Story and photo by Staff Sgt. Joshua Brandenburg
December 17, 2011
FORWARD OPERATING BASE LAGMAN, Afghanistan – The night was dark with a crisp winter wind as the soldiers of the Arrowhead Brigade gathered inside Sheridan Gym [on Fort Lewis] waiting for their names to be called off the manifest. They had already said goodbye to their loved ones, whom they would not see for the next year. One by one, each soldier filed out the back door, yelling “here” as they exited, and loaded onto buses that would eventually deliver them to McChord Airfield.
Arrowhead soldiers reached McChord Airfield, dropped their bags and grabbed a bite to eat before loading the plane that would take them to the other side of the world.
The word was given to load up, soldiers scrambled to their feet, bags and gear being slung on shoulders and over backs. Once everyone was on the plane, the Arrowhead soldiers settled in for a long flight, many just wanting to sleep the entire way.
The seatbelt light illuminated and the captain announced that the flight was starting its final decent into Bangor, Maine. With a jolt, the plane touched down and taxied to the terminal. The layover was long enough to get a coffee, call home and walk around before the announcement called everyone back onboard.
Next stop was Leipzig, Germany where, for many, it was the first time outside the borders of their own country.
They loaded back on the plane glad that the next stop would be the last for the next few days. Twenty-three hours after taking off from Joint Base Lewis McChord, the plane touched down at Manas, Kyrgyzstan. At Manas the soldiers of 3rd Stryker Brigade Combat Team, 2nd Infantry Division, received a brief on the rules of engagement and completed Mine Resistant Ambush Protected Vehicle Egress Training.
After a few days, the men and women of the Arrowhead Brigade loaded an Air Force C-17 Globemaster ready for the flight into Kandahar, Afghanistan. This was the first main wave of Arrowhead soldiers to reach Kandahar Airfield. The brigade had deployed three times before but this was the first time 3-2 SBCT would have soldiers on Afghan ground.
Soldiers trained on how to spot improvised explosive devices as well as zeroing their individual weapons over the next two days.
“I thought the counter improvised explosive device lane was very informative,” said Sgt. Richard Wallace, chaplain assistant, Headquarters and Headquarters Company, 3rd SBCT, 2nd ID. “I thought it was good instruction for the soldiers to have.”
Arrowhead soldiers loaded CH-47 Chinooks at Kandahar, which transported them to forward operating bases throughout the Zabul province. There, the Arrowhead Brigade would take command of Combined Team Zabul, which currently has two Romanian mechanized battalions and 1st Battalion 24th Infantry Regiment, 25th Infantry Division.

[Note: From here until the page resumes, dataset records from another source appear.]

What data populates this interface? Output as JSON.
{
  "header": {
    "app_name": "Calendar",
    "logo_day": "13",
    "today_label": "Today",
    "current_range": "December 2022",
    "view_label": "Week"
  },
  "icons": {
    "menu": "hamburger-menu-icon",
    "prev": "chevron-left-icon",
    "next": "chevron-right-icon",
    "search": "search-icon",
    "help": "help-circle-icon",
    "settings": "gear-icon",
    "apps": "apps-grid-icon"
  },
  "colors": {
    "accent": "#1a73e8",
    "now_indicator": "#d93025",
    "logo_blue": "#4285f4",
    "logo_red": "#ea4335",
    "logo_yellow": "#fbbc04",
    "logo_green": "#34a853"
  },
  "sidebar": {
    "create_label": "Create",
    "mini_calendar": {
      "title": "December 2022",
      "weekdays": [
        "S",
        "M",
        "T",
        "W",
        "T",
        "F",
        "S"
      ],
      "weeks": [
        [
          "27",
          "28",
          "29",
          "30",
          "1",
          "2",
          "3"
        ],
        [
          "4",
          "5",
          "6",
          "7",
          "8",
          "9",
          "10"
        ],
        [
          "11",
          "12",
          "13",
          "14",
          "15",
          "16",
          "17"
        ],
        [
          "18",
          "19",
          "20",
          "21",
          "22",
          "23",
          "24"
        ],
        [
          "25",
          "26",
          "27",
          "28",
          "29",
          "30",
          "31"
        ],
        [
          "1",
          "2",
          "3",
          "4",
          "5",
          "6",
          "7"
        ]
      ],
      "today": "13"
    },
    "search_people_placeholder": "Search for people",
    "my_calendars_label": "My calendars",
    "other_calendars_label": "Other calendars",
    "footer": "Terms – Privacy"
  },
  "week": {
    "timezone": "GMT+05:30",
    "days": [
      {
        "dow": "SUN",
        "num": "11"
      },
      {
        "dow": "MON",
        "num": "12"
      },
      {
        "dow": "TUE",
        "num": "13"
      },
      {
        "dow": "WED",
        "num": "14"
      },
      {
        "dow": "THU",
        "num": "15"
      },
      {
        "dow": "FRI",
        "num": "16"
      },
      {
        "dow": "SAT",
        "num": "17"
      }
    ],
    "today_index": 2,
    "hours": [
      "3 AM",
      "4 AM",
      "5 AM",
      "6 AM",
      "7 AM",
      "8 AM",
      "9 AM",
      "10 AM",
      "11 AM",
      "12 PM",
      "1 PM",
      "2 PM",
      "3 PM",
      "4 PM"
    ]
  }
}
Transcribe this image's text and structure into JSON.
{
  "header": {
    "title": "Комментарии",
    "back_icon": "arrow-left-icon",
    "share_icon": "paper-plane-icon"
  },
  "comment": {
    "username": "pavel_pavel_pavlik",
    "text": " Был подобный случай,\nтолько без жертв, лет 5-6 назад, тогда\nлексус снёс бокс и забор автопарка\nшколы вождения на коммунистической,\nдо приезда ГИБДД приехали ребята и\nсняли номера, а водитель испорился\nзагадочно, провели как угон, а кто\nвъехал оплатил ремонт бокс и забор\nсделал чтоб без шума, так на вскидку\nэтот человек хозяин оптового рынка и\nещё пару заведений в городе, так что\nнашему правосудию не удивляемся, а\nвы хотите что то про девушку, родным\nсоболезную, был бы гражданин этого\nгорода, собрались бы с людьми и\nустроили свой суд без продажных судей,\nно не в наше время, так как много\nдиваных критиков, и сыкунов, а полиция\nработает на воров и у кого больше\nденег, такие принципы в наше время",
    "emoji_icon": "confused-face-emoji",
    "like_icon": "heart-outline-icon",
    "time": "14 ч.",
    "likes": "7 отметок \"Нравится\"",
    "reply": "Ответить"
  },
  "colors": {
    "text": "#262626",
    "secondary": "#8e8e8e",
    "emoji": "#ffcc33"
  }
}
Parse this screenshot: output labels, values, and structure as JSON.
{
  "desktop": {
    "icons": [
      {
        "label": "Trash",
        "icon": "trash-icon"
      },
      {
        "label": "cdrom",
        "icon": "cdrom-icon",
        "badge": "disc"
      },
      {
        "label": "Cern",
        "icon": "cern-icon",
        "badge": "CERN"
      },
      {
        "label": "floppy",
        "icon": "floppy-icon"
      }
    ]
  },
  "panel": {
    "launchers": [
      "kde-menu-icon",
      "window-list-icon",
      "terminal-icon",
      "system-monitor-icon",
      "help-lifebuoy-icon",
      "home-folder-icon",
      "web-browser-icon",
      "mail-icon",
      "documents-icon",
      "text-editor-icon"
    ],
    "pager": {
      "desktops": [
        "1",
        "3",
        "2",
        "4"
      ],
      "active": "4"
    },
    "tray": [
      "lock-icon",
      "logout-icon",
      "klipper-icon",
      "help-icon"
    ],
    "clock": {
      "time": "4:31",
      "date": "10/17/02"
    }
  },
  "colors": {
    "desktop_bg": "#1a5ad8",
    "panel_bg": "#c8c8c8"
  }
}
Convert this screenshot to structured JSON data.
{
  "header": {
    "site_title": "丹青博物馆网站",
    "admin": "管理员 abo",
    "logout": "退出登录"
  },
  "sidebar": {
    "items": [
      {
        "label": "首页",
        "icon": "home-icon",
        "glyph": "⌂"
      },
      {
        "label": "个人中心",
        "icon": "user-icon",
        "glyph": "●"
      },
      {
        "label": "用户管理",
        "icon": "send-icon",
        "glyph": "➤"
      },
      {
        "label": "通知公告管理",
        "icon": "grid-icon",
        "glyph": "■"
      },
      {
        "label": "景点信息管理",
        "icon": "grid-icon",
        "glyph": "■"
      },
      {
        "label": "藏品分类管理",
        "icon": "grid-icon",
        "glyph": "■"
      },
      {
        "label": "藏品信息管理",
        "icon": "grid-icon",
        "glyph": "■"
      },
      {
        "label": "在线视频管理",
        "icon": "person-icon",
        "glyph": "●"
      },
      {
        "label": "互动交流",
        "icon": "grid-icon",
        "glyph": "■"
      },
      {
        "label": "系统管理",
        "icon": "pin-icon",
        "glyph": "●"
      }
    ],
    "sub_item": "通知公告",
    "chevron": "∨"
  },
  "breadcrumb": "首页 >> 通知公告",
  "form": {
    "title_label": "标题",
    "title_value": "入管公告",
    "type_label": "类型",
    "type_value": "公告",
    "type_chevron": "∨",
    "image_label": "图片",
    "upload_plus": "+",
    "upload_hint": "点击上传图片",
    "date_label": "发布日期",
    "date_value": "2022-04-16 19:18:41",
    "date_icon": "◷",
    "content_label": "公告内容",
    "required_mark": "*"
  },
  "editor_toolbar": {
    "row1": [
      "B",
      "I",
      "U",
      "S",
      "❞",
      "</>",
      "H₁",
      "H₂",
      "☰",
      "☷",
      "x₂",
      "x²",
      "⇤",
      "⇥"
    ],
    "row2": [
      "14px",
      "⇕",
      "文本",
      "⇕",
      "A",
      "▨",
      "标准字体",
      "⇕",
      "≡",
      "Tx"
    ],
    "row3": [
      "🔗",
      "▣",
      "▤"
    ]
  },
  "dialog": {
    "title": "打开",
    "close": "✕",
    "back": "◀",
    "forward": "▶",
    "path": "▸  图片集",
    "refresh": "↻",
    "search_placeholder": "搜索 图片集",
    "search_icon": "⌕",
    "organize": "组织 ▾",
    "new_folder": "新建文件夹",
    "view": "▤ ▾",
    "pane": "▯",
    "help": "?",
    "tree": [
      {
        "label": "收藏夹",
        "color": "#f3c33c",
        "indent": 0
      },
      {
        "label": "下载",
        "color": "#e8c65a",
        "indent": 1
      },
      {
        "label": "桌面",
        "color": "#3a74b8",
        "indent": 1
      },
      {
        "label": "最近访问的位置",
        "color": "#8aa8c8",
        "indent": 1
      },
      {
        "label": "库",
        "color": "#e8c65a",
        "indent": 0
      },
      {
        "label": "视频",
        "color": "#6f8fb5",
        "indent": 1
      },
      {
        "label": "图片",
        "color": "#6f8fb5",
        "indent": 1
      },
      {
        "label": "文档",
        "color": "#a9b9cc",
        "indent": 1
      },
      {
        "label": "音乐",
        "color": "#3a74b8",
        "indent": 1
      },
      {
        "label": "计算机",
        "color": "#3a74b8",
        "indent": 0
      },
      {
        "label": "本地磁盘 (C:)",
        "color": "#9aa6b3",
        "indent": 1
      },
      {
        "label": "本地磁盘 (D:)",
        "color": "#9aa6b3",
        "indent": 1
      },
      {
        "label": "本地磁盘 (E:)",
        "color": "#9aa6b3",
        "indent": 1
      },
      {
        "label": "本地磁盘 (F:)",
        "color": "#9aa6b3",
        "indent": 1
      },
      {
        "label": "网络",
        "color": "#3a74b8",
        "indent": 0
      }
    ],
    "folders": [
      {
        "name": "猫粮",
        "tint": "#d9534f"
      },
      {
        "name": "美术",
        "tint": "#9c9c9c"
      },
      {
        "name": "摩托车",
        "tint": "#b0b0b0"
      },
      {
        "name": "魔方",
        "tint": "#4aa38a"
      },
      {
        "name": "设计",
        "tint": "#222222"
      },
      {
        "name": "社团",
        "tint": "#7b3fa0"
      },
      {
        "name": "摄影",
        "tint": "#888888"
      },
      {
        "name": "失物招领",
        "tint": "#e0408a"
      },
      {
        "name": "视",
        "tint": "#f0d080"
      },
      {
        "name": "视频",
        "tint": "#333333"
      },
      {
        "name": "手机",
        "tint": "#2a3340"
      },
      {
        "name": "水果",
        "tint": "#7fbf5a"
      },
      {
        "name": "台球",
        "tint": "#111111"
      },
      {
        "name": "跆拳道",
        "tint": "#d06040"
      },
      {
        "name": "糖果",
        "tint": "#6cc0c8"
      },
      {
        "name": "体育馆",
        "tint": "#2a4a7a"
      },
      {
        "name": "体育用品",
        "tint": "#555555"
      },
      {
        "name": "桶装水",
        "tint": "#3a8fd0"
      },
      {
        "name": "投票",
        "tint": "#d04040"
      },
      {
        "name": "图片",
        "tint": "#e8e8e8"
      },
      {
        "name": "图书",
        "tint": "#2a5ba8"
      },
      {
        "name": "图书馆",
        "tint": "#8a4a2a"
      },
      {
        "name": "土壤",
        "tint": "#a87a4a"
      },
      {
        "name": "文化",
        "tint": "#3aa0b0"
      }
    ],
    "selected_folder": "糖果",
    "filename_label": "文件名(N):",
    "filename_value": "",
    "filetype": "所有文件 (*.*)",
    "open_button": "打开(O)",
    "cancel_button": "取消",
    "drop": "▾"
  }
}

“We have it pretty good here, we have good food, we have a gym next door,” said Spc. Mark Neace, Fusion Cell, HHC, 3rd SBCT, 2nd ID. “It could be a lot worse.”
Upon reaching their respective FOBs, the soldiers of 3-2 SBCT had little down time and instead started learning as much about the area as they could from the 116th Infantry Brigade Combat Team, Virginia National Guard, whom they replaced.
“This area [Zabul province] is already well established, it’s been an economy of force mission,” said Lt. Col. Robert D. Halvorson, executive officer 3rd SBCT, 2nd ID. “The efforts that the units before us have put into place whether it be 3rd ACR [Armored Cavalry Regiment] or whether it be 116th IBCT have set this place up for success, so really we’re building on that.”
Even before the 116th IBCT transferred its authority of the Zabul province to 3-2 SBCT, Dec. 27, 2011, Arrowhead soldiers were “On Point” and taking the lead. No matter what their role or position, the soldiers of the Arrowhead Brigade have shown that they have what it takes to accomplish the mission.
“I think the attitude is, just a willingness and readiness to succeed,” added Wallace.